Keywords: chains of magnetosomes; ferromagnetic resonance spectra; magnetite nanoparticles; numerical simulation.

Figure 1

(a–c) Comparison of FMR spectra of oriented chains of magnetosomes with different particle diameters D for angles θ = 5°, 45° and 75°, respectively. The number of particles in the chain is N_p = 20, the magnetic damping constant is κ = 0.1. (d) The influence of the FMR spectrum on the number of particles in the chain N_p. (e) Dependence of the FMR spectra on the value of the magnetic damping constant κ. The thickness of the lipid membrane of magnetosomes is T_en = 4 nm, the frequency of the ac magnetic field is f = 4.9 GHz (S band). (f, g) Derivatives of the magnetic susceptibility for panels (d) and (e), respectively. The chain anisotropy is of type E for Figure 1a–c and type R for Figure 1d–g, consequently.

Figure 2

Dependence of the FMR spectra of an oriented assembly of chains on the relative orientation of the cubic anisotropy axes in the particles of the chain for different directions of the magnetizing field and various resonance frequencies. (a–c) S band and (d–f) X band. Indexes mark various types of chain anisotropy: R corresponds to random chain anisotropy, E means that one of the cubic easy axes is parallel to the chain axis, and H indicates that one of the hard axes is parallel to the chain axis.

Figure 3

(a) The resonance FMR field as a function of polar angle θ for oriented assemblies of linear magnetosome chains with various particle diameters at a fixed value of magnetic damping constant κ = 0.1. (b) Magnetic susceptibility peak strength as a function of polar angle θ for oriented assemblies of chains with different damping constants at a fixed particle diameter D = 35 nm. The chain anisotropy is of type E.

Figure 4

(a) Formation of the FMR spectrum of a non-oriented assembly of magnetosome chains (black dots) as a result of angle averaging of partial FMR spectra of oriented assemblies calculated for various θ angles (solid color curves). (b) Comparison of the FMR spectrum of a non-oriented assembly of magnetosome chains with the FMR spectra of a random assembly of magnetite clusters with different filling density η. (c, d) Dependence of the magnetic susceptibility of a non-oriented chain assembly on the damping constant κ at a fixed magnetosome diameter D = 35 nm, and on the average magnetosome diameter at a fixed value of κ = 0.075, respectively.
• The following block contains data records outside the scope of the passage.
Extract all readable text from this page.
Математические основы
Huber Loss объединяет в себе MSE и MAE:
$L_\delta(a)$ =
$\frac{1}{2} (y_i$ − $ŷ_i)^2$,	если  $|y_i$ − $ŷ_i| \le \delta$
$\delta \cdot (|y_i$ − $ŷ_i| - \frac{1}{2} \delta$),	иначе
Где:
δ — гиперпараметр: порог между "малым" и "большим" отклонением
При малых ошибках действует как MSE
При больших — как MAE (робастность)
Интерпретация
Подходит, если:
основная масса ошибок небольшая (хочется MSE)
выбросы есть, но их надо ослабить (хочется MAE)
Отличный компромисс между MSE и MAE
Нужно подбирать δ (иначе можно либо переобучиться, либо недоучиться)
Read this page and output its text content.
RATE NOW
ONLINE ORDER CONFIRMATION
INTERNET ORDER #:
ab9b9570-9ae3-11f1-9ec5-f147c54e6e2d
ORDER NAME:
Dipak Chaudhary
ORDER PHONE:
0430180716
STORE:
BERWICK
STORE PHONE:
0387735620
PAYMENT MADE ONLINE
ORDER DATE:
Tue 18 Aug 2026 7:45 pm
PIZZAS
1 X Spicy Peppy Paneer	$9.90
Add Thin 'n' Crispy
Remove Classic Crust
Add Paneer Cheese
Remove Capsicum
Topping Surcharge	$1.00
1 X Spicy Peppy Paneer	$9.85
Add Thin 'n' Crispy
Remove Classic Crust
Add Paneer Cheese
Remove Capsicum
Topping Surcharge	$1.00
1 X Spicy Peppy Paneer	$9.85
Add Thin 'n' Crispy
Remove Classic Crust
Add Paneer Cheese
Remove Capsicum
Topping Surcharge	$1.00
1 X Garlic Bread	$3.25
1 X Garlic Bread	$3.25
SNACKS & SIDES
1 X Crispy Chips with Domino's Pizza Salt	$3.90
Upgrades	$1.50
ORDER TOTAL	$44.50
Figure 4a,b: S band, Figure 4c,d: X band.

Figure 5

Derivatives of the magnetic susceptibility with respect to the magnetizing field for non-oriented assemblies of linear chains of quasi-spherical magnetosomes. (a) Dependence of the spectra on the magnetic damping constant at a fixed average nanoparticle diameter D = 35 nm and (b) dependence of the spectra on the nanoparticle diameter at magnetic damping constant κ = 0.075.